Sur une de ses faces (le recto qui présente en son milieu la cupule – formée par les cous enlacés de deux bêtes fabuleuses – destinée au broyage de la galène et de la malachite entrant dans la composition des fards), après avoir rappelé son insertion dans l'ordre céleste, le roi évoque les facultés organisatrices de sa fonction.

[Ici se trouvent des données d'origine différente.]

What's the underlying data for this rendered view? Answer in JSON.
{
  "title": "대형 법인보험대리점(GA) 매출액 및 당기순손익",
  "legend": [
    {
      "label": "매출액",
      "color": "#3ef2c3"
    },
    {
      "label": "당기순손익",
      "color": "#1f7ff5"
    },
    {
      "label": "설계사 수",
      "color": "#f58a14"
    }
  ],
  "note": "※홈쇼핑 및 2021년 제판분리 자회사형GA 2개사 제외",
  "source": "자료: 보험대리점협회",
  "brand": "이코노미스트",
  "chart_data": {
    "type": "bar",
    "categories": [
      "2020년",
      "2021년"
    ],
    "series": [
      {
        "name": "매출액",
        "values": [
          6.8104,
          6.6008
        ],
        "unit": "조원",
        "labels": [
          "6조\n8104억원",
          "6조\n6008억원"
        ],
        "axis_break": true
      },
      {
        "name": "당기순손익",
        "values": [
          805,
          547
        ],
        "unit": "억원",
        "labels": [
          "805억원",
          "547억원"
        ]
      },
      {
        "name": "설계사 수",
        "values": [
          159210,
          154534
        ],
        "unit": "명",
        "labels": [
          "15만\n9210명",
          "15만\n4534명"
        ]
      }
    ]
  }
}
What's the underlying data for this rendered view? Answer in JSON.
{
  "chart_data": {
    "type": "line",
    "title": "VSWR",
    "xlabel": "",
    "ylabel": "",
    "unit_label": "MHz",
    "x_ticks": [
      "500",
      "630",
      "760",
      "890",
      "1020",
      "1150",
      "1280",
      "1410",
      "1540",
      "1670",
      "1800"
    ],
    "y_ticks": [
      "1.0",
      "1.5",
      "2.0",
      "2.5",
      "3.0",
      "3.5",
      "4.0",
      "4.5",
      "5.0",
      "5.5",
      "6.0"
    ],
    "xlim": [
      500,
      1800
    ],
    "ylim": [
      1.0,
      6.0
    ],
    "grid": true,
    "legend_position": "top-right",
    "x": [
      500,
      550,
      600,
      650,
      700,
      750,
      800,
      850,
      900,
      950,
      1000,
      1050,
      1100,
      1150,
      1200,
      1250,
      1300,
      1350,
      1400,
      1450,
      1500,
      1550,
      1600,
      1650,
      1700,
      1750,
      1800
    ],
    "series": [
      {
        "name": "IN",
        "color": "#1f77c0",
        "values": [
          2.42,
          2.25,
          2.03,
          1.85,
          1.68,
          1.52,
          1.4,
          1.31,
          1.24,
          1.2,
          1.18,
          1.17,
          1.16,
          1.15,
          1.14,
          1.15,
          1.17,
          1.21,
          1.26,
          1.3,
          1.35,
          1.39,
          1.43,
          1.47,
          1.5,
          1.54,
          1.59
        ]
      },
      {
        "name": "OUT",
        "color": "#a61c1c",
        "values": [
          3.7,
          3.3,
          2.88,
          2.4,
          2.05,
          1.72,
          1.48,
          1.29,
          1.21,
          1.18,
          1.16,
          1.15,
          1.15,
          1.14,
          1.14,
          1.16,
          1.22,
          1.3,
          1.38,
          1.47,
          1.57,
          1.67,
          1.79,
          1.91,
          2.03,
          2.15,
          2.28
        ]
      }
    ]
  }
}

En haut du recto de la palette, le nom du roi (nâr, le poisson-chat/siluriforme de la famille des Claridés + mer, le ciseau de sculpteur), enfermé dans le sérekh (stylisation d'une façade de palais), est flanqué de deux images identiques de la vache nourricière, gage de fécondité. L'invention – à partir des notations simples de l'époque précédente et d'un stock d'images constitué d'abord sur le mode symbolique – de l'écriture, véhicule de l'activité normative, est manifestée par des groupes de hiéroglyphes qui désignent, outre le nom du roi et son titre de « Faucon unique, maître du fleuve », les titres des principaux fonctionnaires et le nom de l'ennemi vaincu, ainsi qu'un endroit stratégique aux abords de la Résidence royale (séba our, « La Grande porte »).

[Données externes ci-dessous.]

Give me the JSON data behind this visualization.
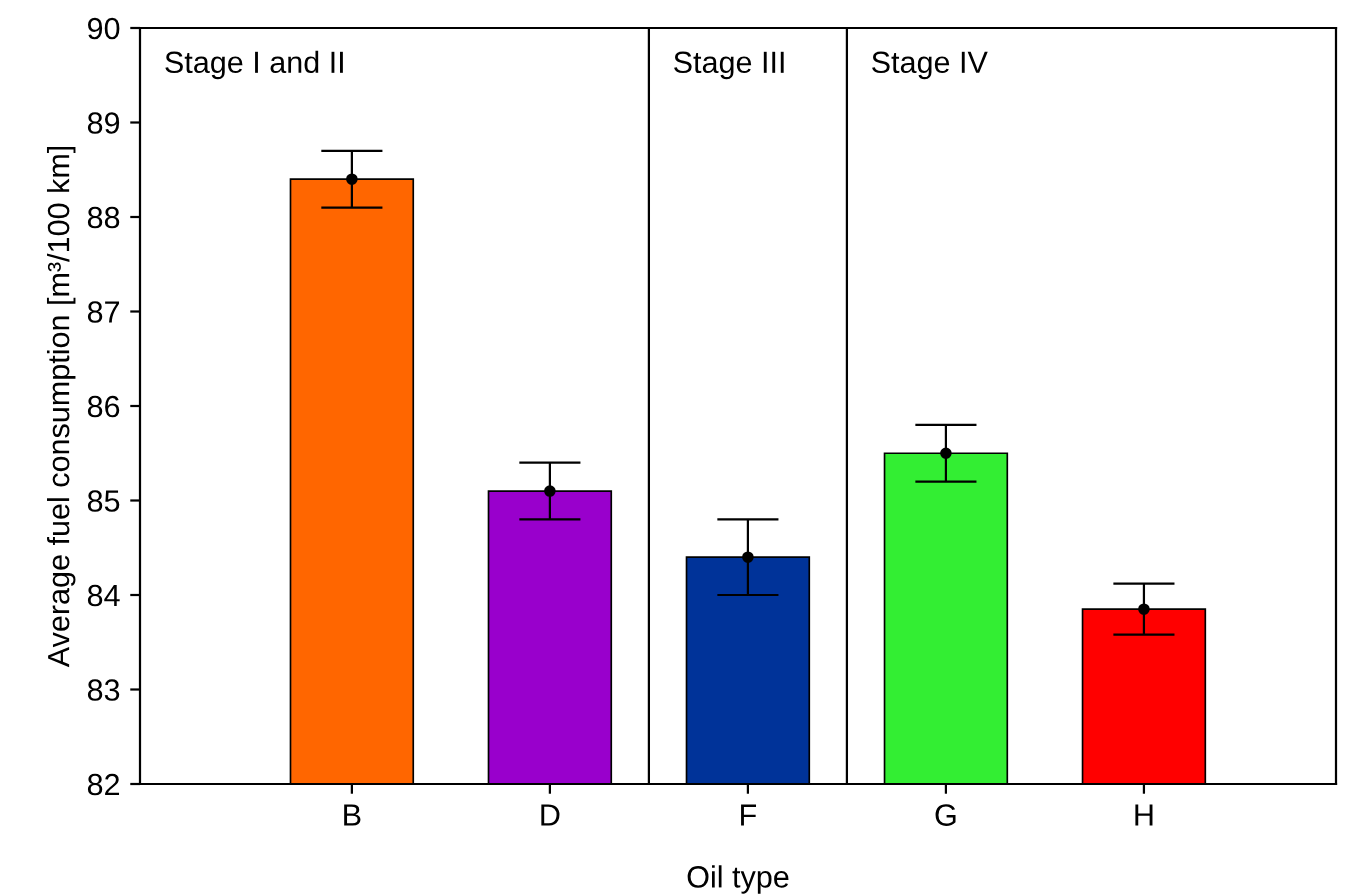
{
  "chart_data": {
    "type": "bar",
    "xlabel": "Oil type",
    "ylabel": "Average fuel consumption [m³/100 km]",
    "categories": [
      "B",
      "D",
      "F",
      "G",
      "H"
    ],
    "series": [
      {
        "values": [
          88.4,
          85.1,
          84.4,
          85.5,
          83.85
        ],
        "colors": [
          "#ff6600",
          "#9900cc",
          "#003399",
          "#33ee33",
          "#ff0000"
        ],
        "errors": [
          0.3,
          0.3,
          0.4,
          0.3,
          0.27
        ]
      },
      {
        "type": "scatter",
        "x": [
          "B",
          "D",
          "F",
          "G",
          "H"
        ],
        "values": [
          88.4,
          85.1,
          84.4,
          85.5,
          83.85
        ],
        "color": "#000000"
      }
    ],
    "marker": "circle",
    "ylim": [
      82,
      90
    ],
    "yticks": [
      82,
      83,
      84,
      85,
      86,
      87,
      88,
      89,
      90
    ],
    "annotations": [
      "Stage I and II",
      "Stage III",
      "Stage IV"
    ],
    "grid": false,
    "legend": false
  }
}
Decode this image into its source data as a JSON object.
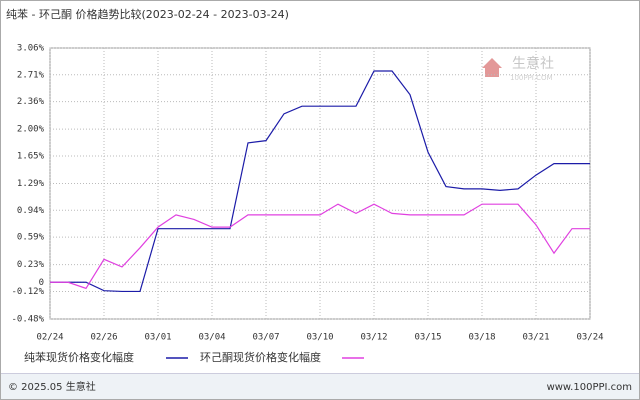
{
  "chart_data": {
    "type": "line",
    "title": "纯苯 - 环己酮 价格趋势比较(2023-02-24 - 2023-03-24)",
    "categories": [
      "02/24",
      null,
      null,
      "02/26",
      null,
      null,
      "03/01",
      null,
      null,
      "03/04",
      null,
      null,
      "03/07",
      null,
      null,
      "03/10",
      null,
      null,
      "03/12",
      null,
      null,
      "03/15",
      null,
      null,
      "03/18",
      null,
      null,
      "03/21",
      null,
      null,
      "03/24"
    ],
    "series": [
      {
        "name": "纯苯现货价格变化幅度",
        "color": "#1c1ca8",
        "values": [
          0,
          0,
          0,
          -0.11,
          -0.12,
          -0.12,
          0.7,
          0.7,
          0.7,
          0.7,
          0.7,
          1.82,
          1.85,
          2.2,
          2.3,
          2.3,
          2.3,
          2.3,
          2.76,
          2.76,
          2.45,
          1.7,
          1.25,
          1.22,
          1.22,
          1.2,
          1.22,
          1.4,
          1.55,
          1.55,
          1.55
        ]
      },
      {
        "name": "环己酮现货价格变化幅度",
        "color": "#e040e0",
        "values": [
          0,
          0,
          -0.08,
          0.3,
          0.2,
          0.45,
          0.72,
          0.88,
          0.82,
          0.72,
          0.72,
          0.88,
          0.88,
          0.88,
          0.88,
          0.88,
          1.02,
          0.9,
          1.02,
          0.9,
          0.88,
          0.88,
          0.88,
          0.88,
          1.02,
          1.02,
          1.02,
          0.75,
          0.38,
          0.7,
          0.7
        ]
      }
    ],
    "ylim": [
      -0.48,
      3.06
    ],
    "yticks": [
      {
        "value": 3.06,
        "label": "3.06%"
      },
      {
        "value": 2.71,
        "label": "2.71%"
      },
      {
        "value": 2.36,
        "label": "2.36%"
      },
      {
        "value": 2.0,
        "label": "2.00%"
      },
      {
        "value": 1.65,
        "label": "1.65%"
      },
      {
        "value": 1.29,
        "label": "1.29%"
      },
      {
        "value": 0.94,
        "label": "0.94%"
      },
      {
        "value": 0.59,
        "label": "0.59%"
      },
      {
        "value": 0.23,
        "label": "0.23%"
      },
      0,
      {
        "value": -0.12,
        "label": "-0.12%"
      },
      {
        "value": -0.48,
        "label": "-0.48%"
      }
    ],
    "grid": true,
    "watermark": {
      "name": "生意社",
      "site": "100PPI.COM"
    },
    "footer": {
      "left": "© 2025.05 生意社",
      "right": "www.100PPI.com"
    }
  }
}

Au premier registre (espace délimité par une ligne de sol), coiffé du mortier surmonté d'une pièce rigide et d'une spirale (la « couronne rouge »), le monarque enregistre la création d'un fonctionnariat tripartite. La classe sacerdotale est représentée par les quatre porte-étendard de la royauté : les deux faucons du pouvoir sur la Haute- et sur la Basse-Egypte, associés au sud et au nord ; le chien debout, éclaireur et compagnon du roi (Oupouaout), préfigurant probablement son double couché, Khenty-Amentyou, le gardien, à l'occident, de la vie d'outre-tombe, et, dans le prolongement de l'axe, donc à l'orient, le placenta royal symbolisant la vie avant la naissance. La bureaucratie est évoquée par le scribe-tjet (probablement déjà le vizir-tjaty) qui précède le souverain tandis que, derrière celui-ci, marche un personnage important de son entourage palatin qui tient les sandales et les ustensiles d'ablution du roi (aiguière, bassin, serviette). La procession se rend au-delà de la « Grande Porte » afin de célébrer la victoire royale ; l'arpentage, acte constituant, exprimé par l'icône située en haut et à gauche du registre, complète le passage en revue par le roi des ennemis décapités dont les terres ont vraisemblablement été confisquées au profit de la Couronne avant d'être confiées en bénéfice foncier aux Grands du royaume (chap. 3, infra).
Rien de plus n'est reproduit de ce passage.